I´m running a parabolic PDE simulation code using CUDA in a GTX 285 and everything was fine until I got a GTX 470. I was expecting to have a significant improvement in performance, but that was not the case. I noticed that for the task of solving linear systems at every time step, both GPUs had almost the same performance. I use finite elements and the resulting matrix is sparse and I store it using the DIAGONAL format, since my mesh is structured. I´m using single precision and I’m measuring the elapsed time (ET) to solve the linear systems and when I compare the ET for 470 and 285, they are very close…
My question is why the performance of both GPUs are so close?
I started to think that this is because in GTX 285 we have 30 MPs with 8 SP in each, whereas in GTX 470 we have only 14 with 32 SP in each MP…and somehow one thing “compesates” the other. Is that true?
Sparse matrix operations are generally memory-bandwidth limited. Both GPUs have roughly the same memory bandwidth, so it probably isn’t so surprising that their performance is similar.
What block size and register number do you use? Yuo may need to tweak appliaction a bit for best performance on new cards. Also check shared/L1 configuration.
My blocksize is 256 and i believe I’m using 8 registers (just compiled with --ptxas-options=-v and got the output).
Well, the performance of the kernel is OK for me, I think it is a little bit tricky to tune it.
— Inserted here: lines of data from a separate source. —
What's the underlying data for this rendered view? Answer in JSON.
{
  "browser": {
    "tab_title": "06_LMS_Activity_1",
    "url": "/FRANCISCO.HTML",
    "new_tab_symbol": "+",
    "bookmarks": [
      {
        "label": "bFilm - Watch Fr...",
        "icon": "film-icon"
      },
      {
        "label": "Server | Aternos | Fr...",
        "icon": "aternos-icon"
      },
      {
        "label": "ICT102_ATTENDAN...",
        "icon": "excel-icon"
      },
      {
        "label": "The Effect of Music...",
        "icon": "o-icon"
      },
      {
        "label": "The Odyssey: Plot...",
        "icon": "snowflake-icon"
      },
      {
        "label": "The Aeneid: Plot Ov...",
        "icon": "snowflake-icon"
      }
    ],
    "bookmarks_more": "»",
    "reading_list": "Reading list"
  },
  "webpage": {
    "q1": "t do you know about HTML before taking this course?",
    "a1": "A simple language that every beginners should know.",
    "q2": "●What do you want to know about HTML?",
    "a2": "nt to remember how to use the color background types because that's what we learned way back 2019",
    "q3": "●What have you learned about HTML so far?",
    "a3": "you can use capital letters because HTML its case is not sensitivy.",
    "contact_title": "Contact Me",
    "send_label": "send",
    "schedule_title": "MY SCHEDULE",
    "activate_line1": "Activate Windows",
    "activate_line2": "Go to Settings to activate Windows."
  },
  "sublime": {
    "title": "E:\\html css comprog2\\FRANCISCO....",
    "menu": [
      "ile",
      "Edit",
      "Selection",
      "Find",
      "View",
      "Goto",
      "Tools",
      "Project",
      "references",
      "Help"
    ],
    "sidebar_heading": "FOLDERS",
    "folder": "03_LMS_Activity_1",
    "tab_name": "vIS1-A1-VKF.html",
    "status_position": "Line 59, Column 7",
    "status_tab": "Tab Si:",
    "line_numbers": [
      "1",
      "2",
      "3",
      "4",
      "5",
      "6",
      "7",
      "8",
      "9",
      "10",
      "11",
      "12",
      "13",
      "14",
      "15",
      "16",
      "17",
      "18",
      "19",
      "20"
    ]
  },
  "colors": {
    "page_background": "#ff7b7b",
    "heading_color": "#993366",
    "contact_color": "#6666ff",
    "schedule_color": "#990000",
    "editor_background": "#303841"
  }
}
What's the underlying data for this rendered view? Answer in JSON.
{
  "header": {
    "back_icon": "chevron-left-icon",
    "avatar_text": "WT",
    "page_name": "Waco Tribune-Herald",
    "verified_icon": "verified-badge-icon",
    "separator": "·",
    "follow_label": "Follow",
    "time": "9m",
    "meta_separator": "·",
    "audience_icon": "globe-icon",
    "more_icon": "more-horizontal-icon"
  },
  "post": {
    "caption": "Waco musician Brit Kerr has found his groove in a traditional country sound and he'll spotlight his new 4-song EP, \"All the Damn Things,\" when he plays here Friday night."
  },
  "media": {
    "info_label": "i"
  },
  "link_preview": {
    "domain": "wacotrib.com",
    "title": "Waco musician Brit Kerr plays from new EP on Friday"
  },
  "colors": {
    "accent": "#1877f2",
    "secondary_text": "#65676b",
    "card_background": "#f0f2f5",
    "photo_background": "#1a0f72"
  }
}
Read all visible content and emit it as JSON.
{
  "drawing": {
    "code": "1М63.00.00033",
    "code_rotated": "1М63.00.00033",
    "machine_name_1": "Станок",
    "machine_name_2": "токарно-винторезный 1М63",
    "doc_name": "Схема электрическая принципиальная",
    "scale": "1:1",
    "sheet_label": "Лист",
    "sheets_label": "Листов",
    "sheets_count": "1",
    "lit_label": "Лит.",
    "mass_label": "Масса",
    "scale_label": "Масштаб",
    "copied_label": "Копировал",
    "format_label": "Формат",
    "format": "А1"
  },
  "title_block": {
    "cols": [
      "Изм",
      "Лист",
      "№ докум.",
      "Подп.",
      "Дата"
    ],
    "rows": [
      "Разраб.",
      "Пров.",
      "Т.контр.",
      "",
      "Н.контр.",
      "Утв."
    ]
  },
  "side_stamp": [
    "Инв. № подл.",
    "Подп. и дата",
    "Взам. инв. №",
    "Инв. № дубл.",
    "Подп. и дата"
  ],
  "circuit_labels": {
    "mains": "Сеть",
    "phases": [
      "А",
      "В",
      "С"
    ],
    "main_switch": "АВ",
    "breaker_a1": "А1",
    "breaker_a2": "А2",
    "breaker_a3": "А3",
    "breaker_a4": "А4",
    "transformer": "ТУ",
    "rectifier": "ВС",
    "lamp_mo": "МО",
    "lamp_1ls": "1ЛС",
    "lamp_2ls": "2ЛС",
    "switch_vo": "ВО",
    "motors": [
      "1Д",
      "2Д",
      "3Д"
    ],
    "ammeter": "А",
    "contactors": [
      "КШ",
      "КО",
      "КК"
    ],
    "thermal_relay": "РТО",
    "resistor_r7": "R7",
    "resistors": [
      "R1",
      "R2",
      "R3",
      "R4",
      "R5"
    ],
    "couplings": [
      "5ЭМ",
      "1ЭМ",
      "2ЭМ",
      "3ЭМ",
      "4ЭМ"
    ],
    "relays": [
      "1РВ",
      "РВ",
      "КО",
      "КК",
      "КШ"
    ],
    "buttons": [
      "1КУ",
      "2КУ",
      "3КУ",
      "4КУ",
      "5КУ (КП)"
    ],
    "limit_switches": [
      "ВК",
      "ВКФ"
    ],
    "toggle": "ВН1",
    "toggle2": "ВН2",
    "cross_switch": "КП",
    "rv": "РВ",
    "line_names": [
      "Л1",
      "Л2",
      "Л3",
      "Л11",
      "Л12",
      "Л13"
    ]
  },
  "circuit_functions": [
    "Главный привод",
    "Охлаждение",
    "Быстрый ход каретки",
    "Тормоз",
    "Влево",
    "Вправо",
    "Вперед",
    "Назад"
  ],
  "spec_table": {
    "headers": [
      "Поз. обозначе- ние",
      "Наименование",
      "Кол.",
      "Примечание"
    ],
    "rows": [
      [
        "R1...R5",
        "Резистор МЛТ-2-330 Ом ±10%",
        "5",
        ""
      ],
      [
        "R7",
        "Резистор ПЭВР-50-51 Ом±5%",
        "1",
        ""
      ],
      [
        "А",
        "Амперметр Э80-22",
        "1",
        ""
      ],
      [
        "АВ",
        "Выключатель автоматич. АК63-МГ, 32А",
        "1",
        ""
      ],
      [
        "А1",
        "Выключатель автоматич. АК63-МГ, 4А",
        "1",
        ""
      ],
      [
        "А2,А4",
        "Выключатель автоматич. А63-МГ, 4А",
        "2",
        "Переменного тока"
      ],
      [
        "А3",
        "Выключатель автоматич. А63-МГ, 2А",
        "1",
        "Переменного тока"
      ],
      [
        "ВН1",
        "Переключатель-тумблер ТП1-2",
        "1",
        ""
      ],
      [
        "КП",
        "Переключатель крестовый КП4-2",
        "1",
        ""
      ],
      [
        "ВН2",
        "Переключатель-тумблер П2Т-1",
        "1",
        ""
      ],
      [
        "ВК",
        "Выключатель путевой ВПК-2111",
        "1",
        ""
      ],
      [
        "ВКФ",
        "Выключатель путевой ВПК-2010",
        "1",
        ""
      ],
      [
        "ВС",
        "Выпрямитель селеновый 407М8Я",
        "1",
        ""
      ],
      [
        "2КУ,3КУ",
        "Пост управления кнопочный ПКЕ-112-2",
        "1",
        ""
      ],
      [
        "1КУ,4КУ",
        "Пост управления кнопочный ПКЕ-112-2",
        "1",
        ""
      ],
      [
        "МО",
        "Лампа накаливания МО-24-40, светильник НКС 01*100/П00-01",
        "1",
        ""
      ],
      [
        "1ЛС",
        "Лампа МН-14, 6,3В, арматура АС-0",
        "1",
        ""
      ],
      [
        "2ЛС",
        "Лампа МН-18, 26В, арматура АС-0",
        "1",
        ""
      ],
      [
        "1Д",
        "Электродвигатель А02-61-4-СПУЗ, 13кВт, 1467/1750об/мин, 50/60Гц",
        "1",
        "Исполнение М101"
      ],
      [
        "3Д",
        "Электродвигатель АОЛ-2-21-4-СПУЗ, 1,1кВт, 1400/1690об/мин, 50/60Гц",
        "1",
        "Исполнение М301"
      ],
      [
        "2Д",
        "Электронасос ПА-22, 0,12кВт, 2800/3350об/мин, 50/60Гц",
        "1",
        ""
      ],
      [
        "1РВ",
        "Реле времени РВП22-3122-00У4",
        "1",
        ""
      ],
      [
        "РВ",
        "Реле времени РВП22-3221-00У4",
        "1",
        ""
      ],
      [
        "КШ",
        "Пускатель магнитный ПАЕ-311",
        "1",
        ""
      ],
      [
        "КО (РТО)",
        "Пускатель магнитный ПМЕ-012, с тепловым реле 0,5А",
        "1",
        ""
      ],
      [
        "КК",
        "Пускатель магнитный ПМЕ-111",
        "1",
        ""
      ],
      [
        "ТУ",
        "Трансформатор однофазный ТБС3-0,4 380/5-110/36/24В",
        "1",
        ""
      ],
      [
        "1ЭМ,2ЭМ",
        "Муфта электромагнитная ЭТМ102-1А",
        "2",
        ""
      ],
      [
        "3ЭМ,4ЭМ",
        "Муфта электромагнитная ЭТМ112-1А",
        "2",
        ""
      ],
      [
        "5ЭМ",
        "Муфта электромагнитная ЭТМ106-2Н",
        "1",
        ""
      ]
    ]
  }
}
I was more worried about the performance in one GPU versus the other, it was difficult to accept it. I was also afraid that there was something wrong in the kernel. Now I see that this kernel (the one that does sparse matrix vector multiplications) is memory bound. By the way, I also have another kernel where I solve thousand of systems of ODEs per time step, and this kernel had a much better performance on GTX 470 than on GTX 285…and I believe this kernel is compute bound, since each thread is assigned to solve one system and reads some values from global memory and then perform a lot (really) of mathematical operations and finally write out the data.